After years of belt-tightening and budget-cutting following the Great Recession, it appears that IBM i shops are finally opening up their wallets and investing in the platform again. Surely the launch of the Power8 family of servers and the need to move off i5/OS V5R4 are combining to get tens of thousands of organizations running vintage iron and soon-to-be-unsupported versions of the OS moving. (Hopefully it didn’t come too late to save the platform.)

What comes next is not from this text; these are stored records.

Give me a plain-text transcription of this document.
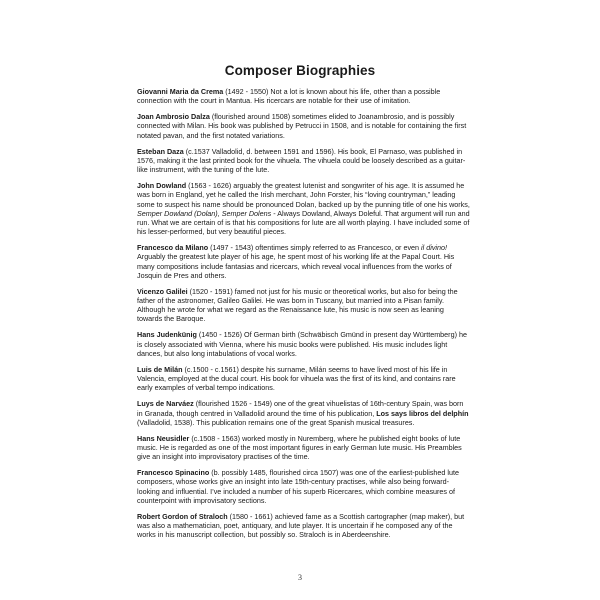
Composer Biographies

Giovanni Maria da Crema (1492 - 1550) Not a lot is known about his life, other than a possible connection with the court in Mantua. His ricercars are notable for their use of imitation.

Joan Ambrosio Dalza (flourished around 1508) sometimes elided to Joanambrosio, and is possibly connected with Milan. His book was published by Petrucci in 1508, and is notable for containing the first notated pavan, and the first notated variations.

Esteban Daza (c.1537 Valladolid, d. between 1591 and 1596). His book, El Parnaso, was published in 1576, making it the last printed book for the vihuela. The vihuela could be loosely described as a guitar-like instrument, with the tuning of the lute.

John Dowland (1563 - 1626) arguably the greatest lutenist and songwriter of his age. It is assumed he was born in England, yet he called the Irish merchant, John Forster, his “loving countryman,” leading some to suspect his name should be pronounced Dolan, backed up by the punning title of one his works, Semper Dowland (Dolan), Semper Dolens - Always Dowland, Always Doleful. That argument will run and run. What we are certain of is that his compositions for lute are all worth playing. I have included some of his lesser-performed, but very beautiful pieces.

Francesco da Milano (1497 - 1543) oftentimes simply referred to as Francesco, or even il divino! Arguably the greatest lute player of his age, he spent most of his working life at the Papal Court. His many compositions include fantasias and ricercars, which reveal vocal influences from the works of Josquin de Pres and others.

Vicenzo Galilei (1520 - 1591) famed not just for his music or theoretical works, but also for being the father of the astronomer, Galileo Galilei. He was born in Tuscany, but married into a Pisan family. Although he wrote for what we regard as the Renaissance lute, his music is now seen as leaning towards the Baroque.

Hans Judenkünig (1450 - 1526) Of German birth (Schwäbisch Gmünd in present day Württemberg) he is closely associated with Vienna, where his music books were published. His music includes light dances, but also long intabulations of vocal works.

Luis de Milán (c.1500 - c.1561) despite his surname, Milán seems to have lived most of his life in Valencia, employed at the ducal court. His book for vihuela was the first of its kind, and contains rare early examples of verbal tempo indications.

Luys de Narváez (flourished 1526 - 1549) one of the great vihuelistas of 16th-century Spain, was born in Granada, though centred in Valladolid around the time of his publication, Los says libros del delphín (Valladolid, 1538). This publication remains one of the great Spanish musical treasures.

Hans Neusidler (c.1508 - 1563) worked mostly in Nuremberg, where he published eight books of lute music. He is regarded as one of the most important figures in early German lute music. His Preambles give an insight into improvisatory practises of the time.

Francesco Spinacino (b. possibly 1485, flourished circa 1507) was one of the earliest-published lute composers, whose works give an insight into late 15th-century practises, while also being forward-looking and influential. I’ve included a number of his superb Ricercares, which combine measures of counterpoint with improvisatory sections.

Robert Gordon of Straloch (1580 - 1661) achieved fame as a Scottish cartographer (map maker), but was also a mathematician, poet, antiquary, and lute player. It is uncertain if he composed any of the works in his manuscript collection, but possibly so. Straloch is in Aberdeenshire.

3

In other news, there were several awards handed out at the show, including:
While the IBM i revenue figures were up, the attendance figures for COMMON were down a bit from previous shows, and in fact was at the lowest point since the horrible Reno, Nevada, experience in the winter of 2009. COMMON reported about 1,125 attendees at last year’s show, while this year’s show had an estimated 1,000 people (including paying attendees as well as ISVs, IBMers, and media). It wasn’t so much the quantity of the attendees at this year’s show that mattered so much as the quality.
Looking forward, COMMON is planning to have a fall show in Fort Lauderdale, Florida. And next May, COMMON will return to New Orleans, Louisiana, for the first time in over a decade. By then, we could be in the midst of a full-blown IBM i renaissance–at least, one can hope.